Letztes Update:
20200508100643

Forderungen nach «Kindergipfel» und Corona-Hilfen für Eltern

09:55
08.05.2020
Wegen der weiterhin ungewissen Perspektiven für Schulen und Kitas in der Corona-Krise reißen die Forderungen nach mehr Unterstützung für Familien nicht ab. «Wir brauchen einen Kindergipfel der Ministerpräsidenten und zuständigen Landesminister im Kanzleramt», sagte Linksfraktionschef Dietmar Bartsch der Deutschen Presse-Agentur. Kinder, Frauen und Familien seien die Verlierer der Krise. Erneut werden zudem Forderungen laut, die Lohnfortzahlung für Eltern, die wegen geschlossener Kitas oder Schulen nicht arbeiten können, zu verlängern. Der Bundesverband der Ärzte des Öffentlichen Gesundheitsdienstes (BVÖGD) kritisierte derweil die in den Lockerungsplänen von Bund und Ländern vereinbarte Infektionsobergrenze als viel zu hoch.

Mehr dazu gibt es im Artikel auf unserer Website.

(dpa)

Export sinkt in Corona-Krise deutlich - Stärkster Rückgang seit 1990

09:50
08.05.2020
Der deutsche Export ist zu Beginn der Corona-Krise eingebrochen. Die Unternehmen führten im März Waren im Wert von 108,9 Milliarden Euro aus. Das waren 7,9 Prozent weniger als im Vorjahresmonat und 11,8 Prozent weniger als im Februar 2020, wie das Statistische Bundesamt am Freitag in Wiesbaden mitteilte. Gegenüber dem Vormonat war es der stärkste Rückgang seit Beginn der Zeitreihe im August 1990. Die Importe verringerten sich binnen Jahresfrist um 4,5 Prozent auf 91,6 Milliarden Euro.

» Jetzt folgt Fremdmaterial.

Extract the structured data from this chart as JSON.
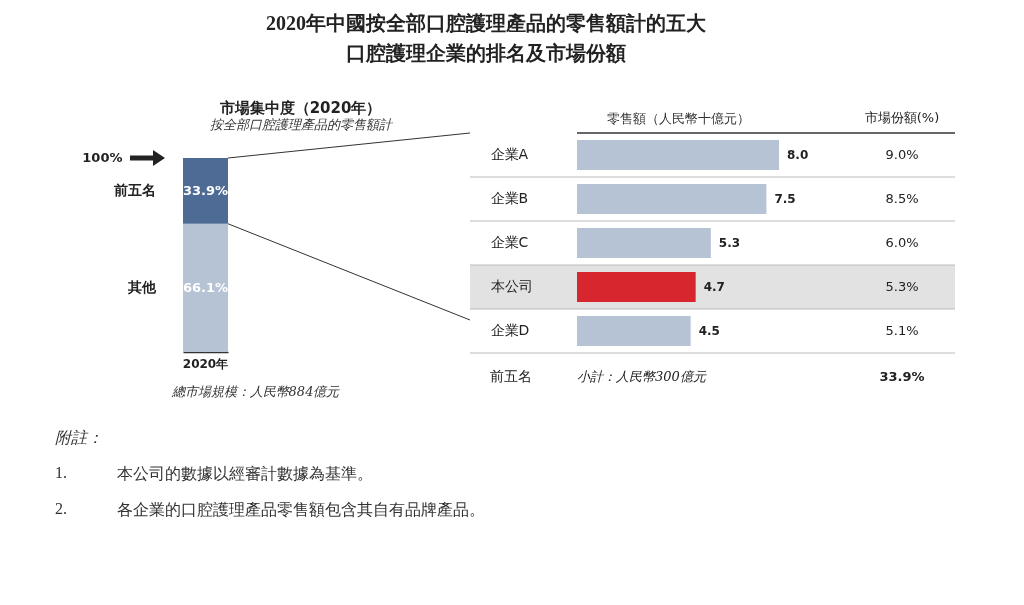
{
  "chart_data": [
    {
      "type": "other",
      "title": "2020年中國按全部口腔護理產品的零售額計的五大口腔護理企業的排名及市場份額",
      "annotations": [
        "附註：",
        "1.",
        "本公司的數據以經審計數據為基準。",
        "2.",
        "各企業的口腔護理產品零售額包含其自有品牌產品。"
      ]
    },
    {
      "type": "bar",
      "stacked": true,
      "title": "市場集中度（2020年）",
      "subtitle": "按全部口腔護理產品的零售額計",
      "categories": [
        "2020年"
      ],
      "ylim": [
        0,
        100
      ],
      "series": [
        {
          "name": "其他",
          "color": "#b5c3d5",
          "values": [
            66.1
          ],
          "value_labels": [
            "66.1%"
          ]
        },
        {
          "name": "前五名",
          "color": "#4e6b95",
          "values": [
            33.9
          ],
          "value_labels": [
            "33.9%"
          ]
        }
      ],
      "annotations": [
        "100%",
        "總市場規模：人民幣884億元"
      ]
    },
    {
      "type": "bar",
      "orientation": "horizontal",
      "xlabel": "零售額（人民幣十億元）",
      "grid": "y",
      "categories": [
        "企業A",
        "企業B",
        "企業C",
        "本公司",
        "企業D"
      ],
      "values": [
        8.0,
        7.5,
        5.3,
        4.7,
        4.5
      ],
      "value_labels": [
        "8.0",
        "7.5",
        "5.3",
        "4.7",
        "4.5"
      ],
      "colors": [
        "#b5c3d5",
        "#b5c3d5",
        "#b5c3d5",
        "#d7262e",
        "#b5c3d5"
      ],
      "bands": [
        {
          "axis": "y",
          "from": "本公司",
          "to": "本公司",
          "color": "#e2e2e2"
        }
      ],
      "annotations": [
        "市場份額(%)",
        "9.0%",
        "8.5%",
        "6.0%",
        "5.3%",
        "5.1%",
        "前五名",
        "小計：人民幣300億元",
        "33.9%"
      ]
    }
  ]
}
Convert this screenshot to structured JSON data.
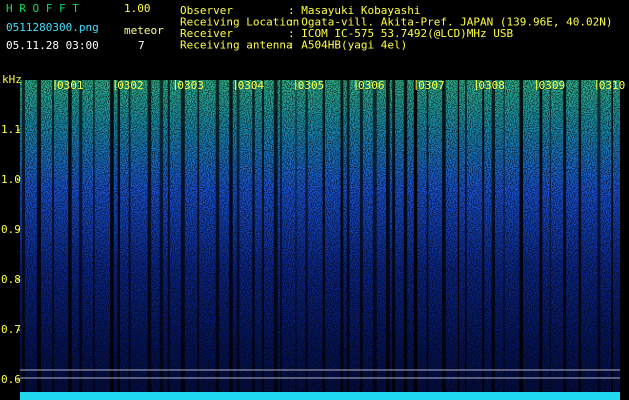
{
  "header": {
    "app": "H R O F F T",
    "version": "1.00",
    "filename": "0511280300.png",
    "meteor_label": "meteor",
    "datetime": "05.11.28 03:00",
    "meteor_count": "7",
    "info": [
      {
        "label": "Observer",
        "value": ": Masayuki Kobayashi"
      },
      {
        "label": "Receiving Location",
        "value": ": Ogata-vill. Akita-Pref. JAPAN (139.96E, 40.02N)"
      },
      {
        "label": "Receiver",
        "value": ": ICOM IC-575 53.7492(@LCD)MHz USB"
      },
      {
        "label": "Receiving antenna",
        "value": ": A504HB(yagi 4el)"
      }
    ]
  },
  "spectrogram": {
    "y_label": "kHz",
    "ylim": [
      0.56,
      1.2
    ],
    "yticks": [
      0.6,
      0.7,
      0.8,
      0.9,
      {
        "value": 1,
        "label": "1.0"
      },
      1.1
    ],
    "time_labels": [
      "0301",
      "0302",
      "0303",
      "0304",
      "0305",
      "0306",
      "0307",
      "0308",
      "0309",
      "0310"
    ]
  }
}
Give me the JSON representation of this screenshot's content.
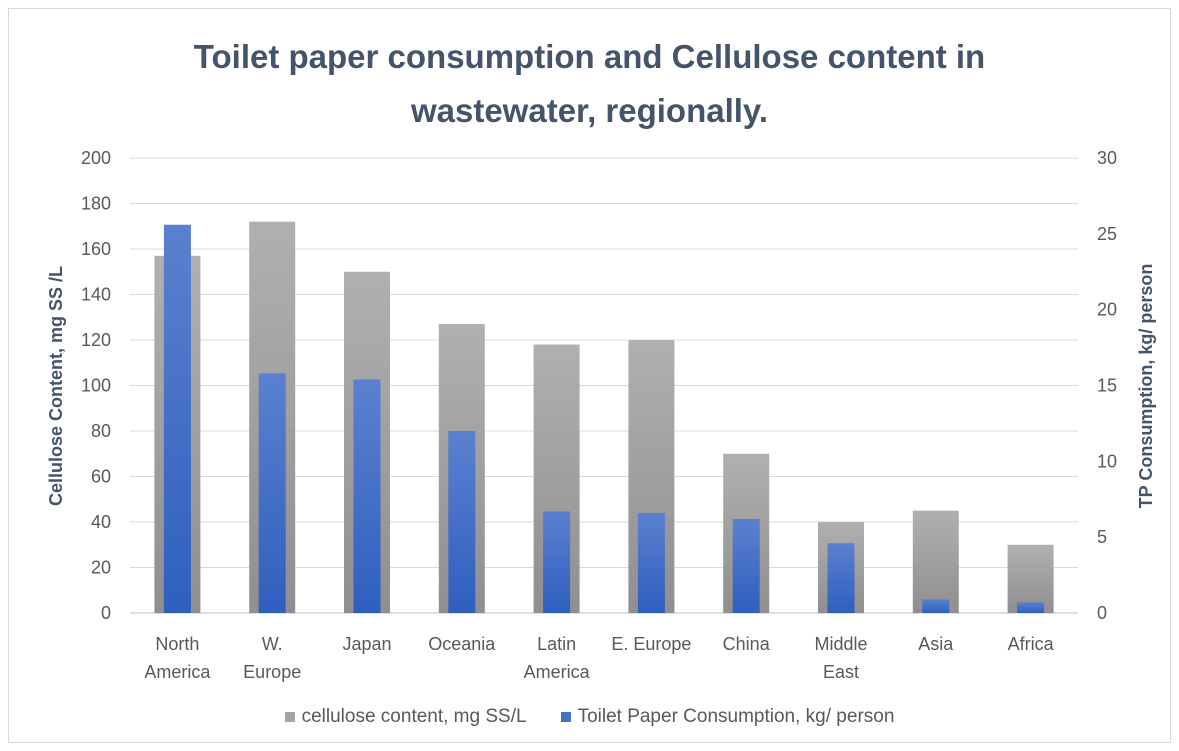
{
  "chart_data": {
    "type": "bar",
    "title": "Toilet paper consumption and Cellulose content in wastewater, regionally.",
    "title_lines": [
      "Toilet paper consumption and Cellulose content in",
      "wastewater, regionally."
    ],
    "categories": [
      "North America",
      "W. Europe",
      "Japan",
      "Oceania",
      "Latin America",
      "E. Europe",
      "China",
      "Middle East",
      "Asia",
      "Africa"
    ],
    "category_lines": [
      [
        "North",
        "America"
      ],
      [
        "W.",
        "Europe"
      ],
      [
        "Japan"
      ],
      [
        "Oceania"
      ],
      [
        "Latin",
        "America"
      ],
      [
        "E. Europe"
      ],
      [
        "China"
      ],
      [
        "Middle",
        "East"
      ],
      [
        "Asia"
      ],
      [
        "Africa"
      ]
    ],
    "series": [
      {
        "name": "cellulose content, mg SS/L",
        "axis": "left",
        "color": "#a5a5a5",
        "values": [
          157,
          172,
          150,
          127,
          118,
          120,
          70,
          40,
          45,
          30
        ]
      },
      {
        "name": "Toilet Paper Consumption, kg/ person",
        "axis": "right",
        "color": "#4472c4",
        "values": [
          25.6,
          15.8,
          15.4,
          12.0,
          6.7,
          6.6,
          6.2,
          4.6,
          0.9,
          0.7
        ]
      }
    ],
    "ylabel": "Cellulose Content, mg SS /L",
    "y2label": "TP Consumption, kg/ person",
    "ylim": [
      0,
      200
    ],
    "y2lim": [
      0,
      30
    ],
    "yticks": [
      0,
      20,
      40,
      60,
      80,
      100,
      120,
      140,
      160,
      180,
      200
    ],
    "y2ticks": [
      0,
      5,
      10,
      15,
      20,
      25,
      30
    ],
    "grid": true,
    "legend": "bottom"
  }
}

Der Einbruch im März hinterließ deutliche Spuren im ersten Quartal. Die Ausfuhren sanken gegenüber dem Vorjahreszeitraum um 3,3 Prozent auf 324,9 Milliarden Euro. Die Einfuhren verringerten sich um 2,9 Prozent auf 273,1 Milliarden Euro.

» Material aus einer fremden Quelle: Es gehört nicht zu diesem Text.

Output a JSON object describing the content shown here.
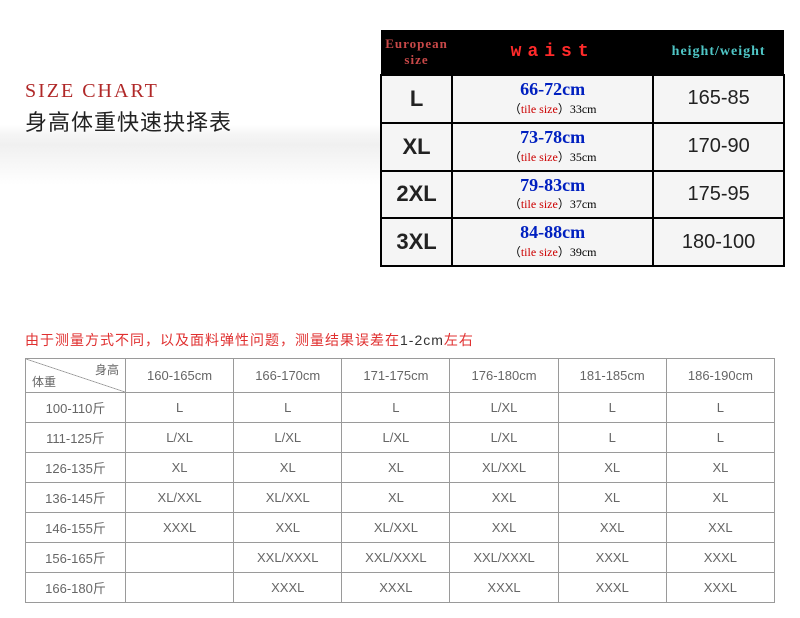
{
  "title": {
    "en_text": "SIZE CHART",
    "en_color": "#b02828",
    "en_fontsize": 20,
    "cn_text": "身高体重快速抉择表",
    "cn_color": "#222222",
    "cn_fontsize": 22
  },
  "top_table": {
    "headers": {
      "size": "European size",
      "waist": "waist",
      "height_weight": "height/weight"
    },
    "header_bg": "#000000",
    "tile_label": "tile size",
    "rows": [
      {
        "size": "L",
        "waist_range": "66-72cm",
        "tile_cm": "33cm",
        "hw": "165-85"
      },
      {
        "size": "XL",
        "waist_range": "73-78cm",
        "tile_cm": "35cm",
        "hw": "170-90"
      },
      {
        "size": "2XL",
        "waist_range": "79-83cm",
        "tile_cm": "37cm",
        "hw": "175-95"
      },
      {
        "size": "3XL",
        "waist_range": "84-88cm",
        "tile_cm": "39cm",
        "hw": "180-100"
      }
    ],
    "colors": {
      "size_header": "#c84848",
      "waist_header": "#ff2a2a",
      "hw_header": "#4fc6c6",
      "waist_main": "#0020c0",
      "tile_label": "#cc0000",
      "cell_bg": "#f5f5f5",
      "border": "#000000"
    }
  },
  "note": {
    "red_text": "由于测量方式不同，以及面料弹性问题，测量结果误差在",
    "black_text": "1-2cm",
    "red_text2": "左右",
    "red_color": "#e03030",
    "black_color": "#333333"
  },
  "bottom_table": {
    "corner": {
      "height_label": "身高",
      "weight_label": "体重"
    },
    "height_cols": [
      "160-165cm",
      "166-170cm",
      "171-175cm",
      "176-180cm",
      "181-185cm",
      "186-190cm"
    ],
    "weight_rows": [
      {
        "label": "100-110斤",
        "cells": [
          "L",
          "L",
          "L",
          "L/XL",
          "L",
          "L"
        ]
      },
      {
        "label": "111-125斤",
        "cells": [
          "L/XL",
          "L/XL",
          "L/XL",
          "L/XL",
          "L",
          "L"
        ]
      },
      {
        "label": "126-135斤",
        "cells": [
          "XL",
          "XL",
          "XL",
          "XL/XXL",
          "XL",
          "XL"
        ]
      },
      {
        "label": "136-145斤",
        "cells": [
          "XL/XXL",
          "XL/XXL",
          "XL",
          "XXL",
          "XL",
          "XL"
        ]
      },
      {
        "label": "146-155斤",
        "cells": [
          "XXXL",
          "XXL",
          "XL/XXL",
          "XXL",
          "XXL",
          "XXL"
        ]
      },
      {
        "label": "156-165斤",
        "cells": [
          "",
          "XXL/XXXL",
          "XXL/XXXL",
          "XXL/XXXL",
          "XXXL",
          "XXXL"
        ]
      },
      {
        "label": "166-180斤",
        "cells": [
          "",
          "XXXL",
          "XXXL",
          "XXXL",
          "XXXL",
          "XXXL"
        ]
      }
    ],
    "colors": {
      "border": "#9a9a9a",
      "text": "#666666"
    }
  }
}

Vor der Eskalation der Krise in Europa hatten die Unternehmen im Februar noch etwas mehr Waren «Made in Germany» ausgeführt als im Vorjahreszeitraum. Erste Effekte hatten sich aber bereits im Handel mit der im Februar besonders von dem neuartigen Virus betroffenen Volksrepublik China gezeigt. Die Welthandelsorganisation (WTO) rechnete zuletzt mit einem Absturz des Welthandels infolge der Corona-Krise von 13 bis 32 Prozent.